Supreme Court agrees to review challenge to Obama immigration action

WASHINGTON (TIP): The Supreme Court on Tuesday, January 19, agreed to review a challenge to President Obama’s plan to shield more than 4 million illegal immigrants from deportation, a unilateral executive action he took in 2014 to bypass the Republican-led Congress.

The justices said they will consider undoing lower court orders that blocked the plan from taking effect in the midst of a presidential campaign. The case will be argued in April and decided by late June, about a month before both parties gather for their nominating conventions.

The dispute will be one of the centerpiece cases of the court’s current term. Obama’s executive action was blocked by lower courts after Texas and 25 other Republican-governed states sued to stop it, contending he exceeded his presidential powers under the U.S. Constitution.

The administration said Texas and the other states don’t even have the right to challenge the plan in federal court. The lower courts decided that Texas does have the right, or standing, to sue because at least 500,000 people living in Texas would qualify for work permits and thus become eligible for driver licenses, the cost of which are subsidized by the state. “Texas would incur millions of dollars in costs,” the state said in its brief to the Supreme Court.

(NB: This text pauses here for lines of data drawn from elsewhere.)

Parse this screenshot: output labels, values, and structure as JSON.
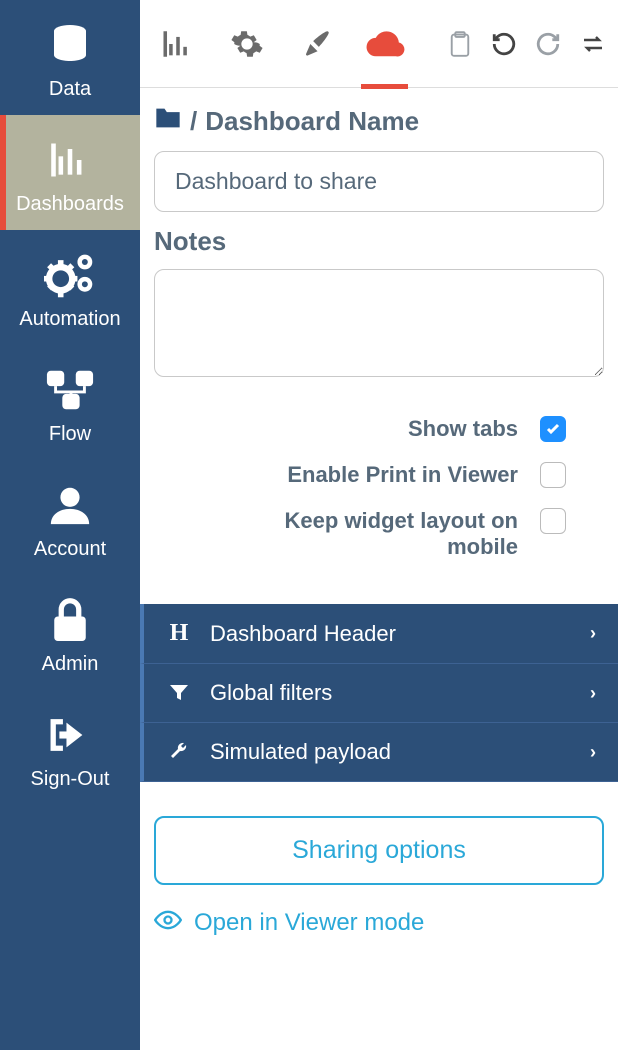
{
  "sidebar": {
    "items": [
      {
        "label": "Data"
      },
      {
        "label": "Dashboards"
      },
      {
        "label": "Automation"
      },
      {
        "label": "Flow"
      },
      {
        "label": "Account"
      },
      {
        "label": "Admin"
      },
      {
        "label": "Sign-Out"
      }
    ],
    "active_index": 1
  },
  "toolbar": {
    "tabs": [
      "chart",
      "settings",
      "style",
      "cloud"
    ],
    "active_tab": "cloud"
  },
  "panel": {
    "breadcrumb_title": "Dashboard Name",
    "breadcrumb_sep": "/",
    "name_value": "Dashboard to share",
    "notes_label": "Notes",
    "notes_value": "",
    "options": [
      {
        "label": "Show tabs",
        "checked": true
      },
      {
        "label": "Enable Print in Viewer",
        "checked": false
      },
      {
        "label": "Keep widget layout on mobile",
        "checked": false
      }
    ],
    "accordion": [
      {
        "label": "Dashboard Header"
      },
      {
        "label": "Global filters"
      },
      {
        "label": "Simulated payload"
      }
    ],
    "share_button": "Sharing options",
    "viewer_link": "Open in Viewer mode"
  }
}
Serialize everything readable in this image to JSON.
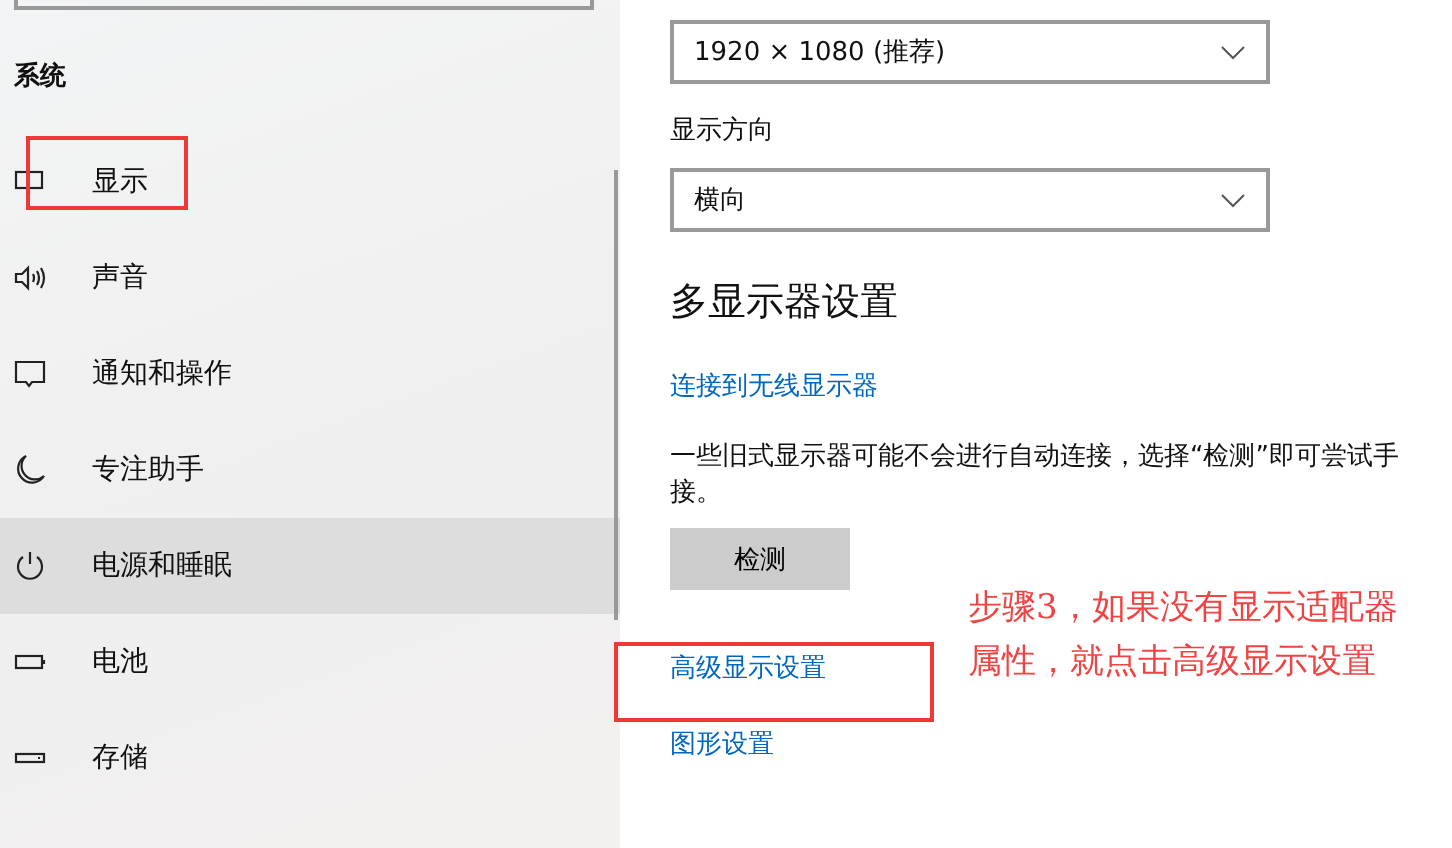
{
  "sidebar": {
    "heading": "系统",
    "items": [
      {
        "label": "显示",
        "hovered": false
      },
      {
        "label": "声音",
        "hovered": false
      },
      {
        "label": "通知和操作",
        "hovered": false
      },
      {
        "label": "专注助手",
        "hovered": false
      },
      {
        "label": "电源和睡眠",
        "hovered": true
      },
      {
        "label": "电池",
        "hovered": false
      },
      {
        "label": "存储",
        "hovered": false
      }
    ]
  },
  "main": {
    "resolution": {
      "value": "1920 × 1080 (推荐)"
    },
    "orientation": {
      "label": "显示方向",
      "value": "横向"
    },
    "multi_display": {
      "title": "多显示器设置",
      "wireless_link": "连接到无线显示器",
      "note_lines": [
        "一些旧式显示器可能不会进行自动连接，选择“检测”即可尝试手",
        "接。"
      ],
      "detect_button": "检测",
      "advanced_link": "高级显示设置",
      "graphics_link": "图形设置"
    }
  },
  "annotation": {
    "lines": [
      "步骤3，如果没有显示适配器",
      "属性，就点击高级显示设置"
    ]
  }
}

The nine justices will review a November ruling by the New Orleans-based 5th U.S. Circuit Court of Appeals that upheld a February 2015 decision by U.S. District Judge Andrew Hanen in Brownsville, a city along the Texas border with Mexico, to halt Obama’s action. The justices also said they would consider whether Obama exceeded his authority under federal laws and the Constitution.

“President Obama’s executive actions rely on well-established constitutional authority, and I have full confidence that the Supreme Court will rule that these programs can be implemented,” Senate Minority Leader Harry Reid said in a statement.

Democratic presidential candidate Hillary Clinton also voiced her support for Obama’s policy tweeting “action should be upheld so families can stay together and live without fear of deportation.”

But Republican presidential candidate Marco Rubio responded to the Supreme Court review news on Twitter, saying “I’m confident SCOTUS will agree Obama executive orders are unconstitutional,” adding “regardless, as president, I will end them.”

With some of his major legislative initiatives suffocated by Republican lawmakers, the Democratic president has resorted to executive action to get around Congress on issues including immigration, gun control and the Obamacare healthcare law. The most recent executive action came this month when he acted unilaterally to expand background checks for certain gun purchases.

His executive actions have antagonized Republicans who accuse him of unlawfully taking actions by executive fiat that only Congress can perform.

The future of the estimated 11 million immigrants living in the country illegally has been much discussed by Republican and Democratic presidential candidates. Clinton has pledged to go further than Obama to protect large groups of immigrants from deportation.

Republican candidate Donald Trump has proposed deporting all people who are living in the U.S. illegally, an idea embraced by some of his rival GOP candidates but dismissed by others. Obama said he was spurred to act on his own by Congress’ failure to pass comprehensive immigration legislation. An earlier program that is not being challenged, Deferred Action for Childhood Arrivals, shields immigrants brought to the country illegally as children. More than 720,000 young immigrants have been granted permission under that program to live and work legally in the United States.

The White House also has shifted its enforcement actions to focus on criminals, those who pose a threat to national security or public safety, and recent border-crossers.

The change means that people who are here illegally but who are not otherwise violating the law are less likely to face deportation. About 235,000 people were deported in the federal fiscal year that ended Sept. 30, according to the Department of Homeland Security. That was the smallest number since 2006 and a 42 percent drop since a record high of more than 409,000 in 2012.

Still, the administration drew criticism from Democrats and immigration advocates for raids this month that resulted in the arrest of more than 120 immigrants from Central America who came to the country illegally since 2014. Those recent arrivals are not among immigrants who would benefit from Obama’s plan.

The immigrants who would benefit from the administration’s plan are mainly the parents of U.S. citizens and lawful permanent residents.

Those eligible to avoid deportation under Obama’s action would be able to work legally and receive some federal benefits. States were not required to provide any benefits. The order expanded on a 2012 program that provided similar relief for people who became illegal immigrants as children.

The case is one of the most important the Supreme Court will decide this term, along with a challenge to a restrictive Texas abortion law. It could have repercussions beyond immigration because it would set a precedent for the circumstances under which states can sue the federal government over a whole range of executive actions. Future presidents, Republican or Democratic, could face new constraints on their power if the states win.

If the court sides with the Obama administration, Obama would have until his term in office ends in January 2017 to implement the immigration plan. With the U.S. presidential election looming in November, it would be up to the next president to decide whether to keep it in place.